The Hard Disk is Dead! (But Only in Your Datacenter)

Not Dead, Just Not Made For You Anymore.

During Storage Field Day, one of the most interesting sessions was with Western Digital. It was a 4-hour long session, so I won’t tell you to watch all the segments (although some of them were particularly enlightening about the future of storage and infrastructure in general – If you have to pick only one watch the part about the gaming industry. I’m not a gamer, but it was really fascinating). Now, let’s focus on the hard disk and the datacenter!

Why Did I Say That the Hard Disk is Dead?

The hard disk drive is slow, damn slow, and flash memory is adopted for a growing number of use cases. Now, with 3D NAND and QLC, we are getting lower prices, and even if performance is not as good as it is for other types of flash-memory, additional density and overall efficiency are making up for it. In fact, the number of products adopting QLC is steadily growing. For example, Pure Storage launched FlashArray//C (where C stays for capacity-optimized) a few months ago, and startups like VAST Data are building entire new architectures on this type of media.

The presence of flash memory is quickly growing in the enterprise data center, while the number of hard disks is slowly decreasing. Flash is faster, power and space-efficient, more reliable, and manageable. It has almost all the pros, and very few of the cons. You may think that this is the end of the story. In a few years, Flash will win, and HDD will die. Well, the reality is a little bit different.

It’s All About $/GB

The hard disk will disappear from the small datacenter. No more hard drives in the houses, no more hard drives in small business organizations, no more hard drives in medium enterprises as well. These kinds of organizations will rely on flash and the cloud, or only the cloud probably!

Flash will be cheap enough for every type of active workload or application, but it is also highly likely that we will keep producing data at an accelerated rate, and we will need to store it somewhere when it becomes cold.
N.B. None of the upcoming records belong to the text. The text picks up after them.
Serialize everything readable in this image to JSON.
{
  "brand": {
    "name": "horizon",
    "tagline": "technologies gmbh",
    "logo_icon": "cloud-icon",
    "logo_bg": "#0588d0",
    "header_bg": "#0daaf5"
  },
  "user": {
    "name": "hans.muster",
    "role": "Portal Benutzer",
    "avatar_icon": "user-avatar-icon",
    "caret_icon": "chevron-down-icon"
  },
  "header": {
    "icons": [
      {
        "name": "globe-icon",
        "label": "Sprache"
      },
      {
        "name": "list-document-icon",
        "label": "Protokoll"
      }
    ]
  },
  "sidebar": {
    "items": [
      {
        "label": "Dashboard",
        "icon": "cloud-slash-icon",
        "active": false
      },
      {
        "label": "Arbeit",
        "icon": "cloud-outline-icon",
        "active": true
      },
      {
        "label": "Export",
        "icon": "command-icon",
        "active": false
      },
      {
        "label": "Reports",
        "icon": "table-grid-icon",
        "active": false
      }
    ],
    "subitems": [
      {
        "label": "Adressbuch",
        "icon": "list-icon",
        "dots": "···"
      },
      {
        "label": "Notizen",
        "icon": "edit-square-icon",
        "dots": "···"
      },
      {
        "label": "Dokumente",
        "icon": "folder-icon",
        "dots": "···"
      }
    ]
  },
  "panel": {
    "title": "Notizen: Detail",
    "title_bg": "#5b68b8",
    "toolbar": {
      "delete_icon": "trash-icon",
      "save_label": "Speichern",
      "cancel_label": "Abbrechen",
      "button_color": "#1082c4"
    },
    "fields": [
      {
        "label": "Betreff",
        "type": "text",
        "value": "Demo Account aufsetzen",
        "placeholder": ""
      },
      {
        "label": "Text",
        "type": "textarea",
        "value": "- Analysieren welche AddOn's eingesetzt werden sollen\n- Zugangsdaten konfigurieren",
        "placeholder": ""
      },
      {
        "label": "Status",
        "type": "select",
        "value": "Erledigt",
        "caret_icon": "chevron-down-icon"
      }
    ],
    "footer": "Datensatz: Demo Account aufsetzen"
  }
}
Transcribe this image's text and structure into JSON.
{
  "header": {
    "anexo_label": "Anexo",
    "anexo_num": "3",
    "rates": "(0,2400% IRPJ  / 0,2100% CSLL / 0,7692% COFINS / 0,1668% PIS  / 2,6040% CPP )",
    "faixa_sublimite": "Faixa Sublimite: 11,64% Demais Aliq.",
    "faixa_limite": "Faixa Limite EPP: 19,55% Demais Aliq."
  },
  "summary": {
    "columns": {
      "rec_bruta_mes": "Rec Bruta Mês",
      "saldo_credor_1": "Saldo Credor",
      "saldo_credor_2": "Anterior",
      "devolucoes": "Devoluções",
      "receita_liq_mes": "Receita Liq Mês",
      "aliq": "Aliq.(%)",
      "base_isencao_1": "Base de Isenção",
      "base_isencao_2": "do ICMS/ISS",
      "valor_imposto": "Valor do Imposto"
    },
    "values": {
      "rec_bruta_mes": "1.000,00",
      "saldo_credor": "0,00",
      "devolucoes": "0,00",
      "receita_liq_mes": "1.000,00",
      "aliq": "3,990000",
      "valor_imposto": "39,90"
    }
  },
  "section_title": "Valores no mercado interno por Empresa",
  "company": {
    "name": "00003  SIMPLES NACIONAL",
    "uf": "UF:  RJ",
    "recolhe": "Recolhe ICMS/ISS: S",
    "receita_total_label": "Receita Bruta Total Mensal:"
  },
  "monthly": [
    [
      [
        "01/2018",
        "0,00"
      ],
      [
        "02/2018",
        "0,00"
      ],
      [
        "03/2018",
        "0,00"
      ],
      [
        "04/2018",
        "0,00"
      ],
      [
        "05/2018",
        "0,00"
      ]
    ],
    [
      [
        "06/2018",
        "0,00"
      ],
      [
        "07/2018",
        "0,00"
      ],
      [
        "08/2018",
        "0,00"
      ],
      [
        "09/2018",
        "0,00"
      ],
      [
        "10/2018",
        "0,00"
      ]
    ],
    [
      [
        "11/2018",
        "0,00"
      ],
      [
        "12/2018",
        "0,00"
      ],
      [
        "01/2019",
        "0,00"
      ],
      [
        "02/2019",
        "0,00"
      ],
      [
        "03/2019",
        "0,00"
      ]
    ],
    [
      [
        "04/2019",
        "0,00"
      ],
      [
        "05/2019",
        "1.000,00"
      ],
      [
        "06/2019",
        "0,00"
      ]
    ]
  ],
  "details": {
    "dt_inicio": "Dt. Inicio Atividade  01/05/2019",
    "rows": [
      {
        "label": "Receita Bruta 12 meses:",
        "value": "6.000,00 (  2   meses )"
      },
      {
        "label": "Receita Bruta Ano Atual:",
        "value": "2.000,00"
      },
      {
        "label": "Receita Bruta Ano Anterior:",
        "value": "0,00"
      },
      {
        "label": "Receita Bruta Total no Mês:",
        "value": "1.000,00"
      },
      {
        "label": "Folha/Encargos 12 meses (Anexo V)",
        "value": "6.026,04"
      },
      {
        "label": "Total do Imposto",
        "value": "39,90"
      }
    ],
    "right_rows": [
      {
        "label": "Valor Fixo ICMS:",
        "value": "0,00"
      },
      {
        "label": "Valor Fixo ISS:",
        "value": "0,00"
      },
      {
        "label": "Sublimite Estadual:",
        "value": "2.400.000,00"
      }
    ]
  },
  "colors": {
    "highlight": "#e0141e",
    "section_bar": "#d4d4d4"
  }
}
There are three answers for that: cloud, disk, or tape.

Why did I mention tape? Am I not talking about disks here? Yes, but tape is still very part of the game. Tape has the best $/GB you can find. And all hyperscalers are avid tape consumers both for backup and cold storage. Very large enterprises still rely on tape as well, again for backup and archives that are decades old. Tape is for cold and deep storage then, while flash is for hot and active storage. How do you fill the gap between them? The hard disk is still the answer.

The industry, western digital, in this case, has robust roadmaps about disks. With new technology to increase capacity up to 50TB per drive in a few years while keeping costs very low. Disk is still a random access device, opposite to tape that is for sequential reading and writing, making information retrieval very slow. So for all the data that is cold, but not frozen, the disk will be more than adequate.

It won’t happen with a price increase, but capacity will come at a cost anyway. In fact, new technology to improve density (Shingled Magnetic Recording, for example) will come at the expense of performance and usability. Furthermore, new techniques like dual actuators will make operations more complex than today, and, last but not least, large capacity will also mean longer rebuilding times in case of a failure. It can take a week to rebuild a 14TB HDD today, think about rebuilding a 50TB one!

So, to recap very quickly, $/GB, but the hard disk is not made for you anymore.

Hard Disks are for Hyperscalers

As it happened for the tape, the disk will have a similar fate.

All the added complexity will make hard disk drives unpractical for small organizations without enough data to store in them (and we will easily pass the 1PB mark in this case). Think about that: 1PB equals to 20 hard drives, with parity and spare drives it will be 24. It provides you throughput, but very few IOPS and the risk of data loss is high due to rebuilding times. Good luck with that!

If you are not big enough to build an HDD-based infrastructure, don’t do it. Use the cloud instead! At the end of the day, it will be cheaper, and there are plenty of options out there: AWS, GCP, Azure, Wasabi, you name it! And don’t worry, it is highly likely that your data will end up in an HDD-based infrastructure anyway, the only difference is that this one will be big enough to justify its existence both in terms of $/GB, reliability and availability.

If you look at the roadmap, SMR, dual actuators, capacity, zoned storage APIs are all features designed without taking into account the needs of the small infrastructure, but they are taking this technology to the limit to satisfy hyperscaler requirements. In fact, these guys have complete control over the entire stack and can take advantage of all the functionalities I mentioned by developing the necessary components and designing the infrastructures around them.

Key Takeaways

Hard disk will disappear from your datacenter if you don’t need several petabytes of cold storage installed locally on your premises. $/GB could be good on paper, but it will be unpractical.

Scale-out storage vendors are not working to make their software efficient with next-generation hard drives (SMR, dual actuators, zones, etc.), they are concentrating on optimizing their solutions for flash, looking for balanced architectures instead of just $/GB.

The all-flash datacenter will become a reality, and you will store more and more of your cold data in the cloud. This means that your data will probably end up in disks and tapes anyway, it is just that it is not your problem anymore.

Disks will reach important capacities (now 18/20TB, 50TB in a few years), but again, it is unlikely that you will see one of these devices in an enterprise data center near you, and you’ll be able to use it efficiently. Primary customers of these devices will be hyperscalers and very large enterprises.

Long live the hard disk!


Disclaimer: I was invited to Storage Field Day 19 by GestaltIT, and they paid for travel and accommodation, I have not been compensated for my time and am not obliged to blog. Furthermore, the content is not reviewed, approved, or edited by any other person than the GigaOm team. Some of the vendors mentioned in this article are GigaOm clients.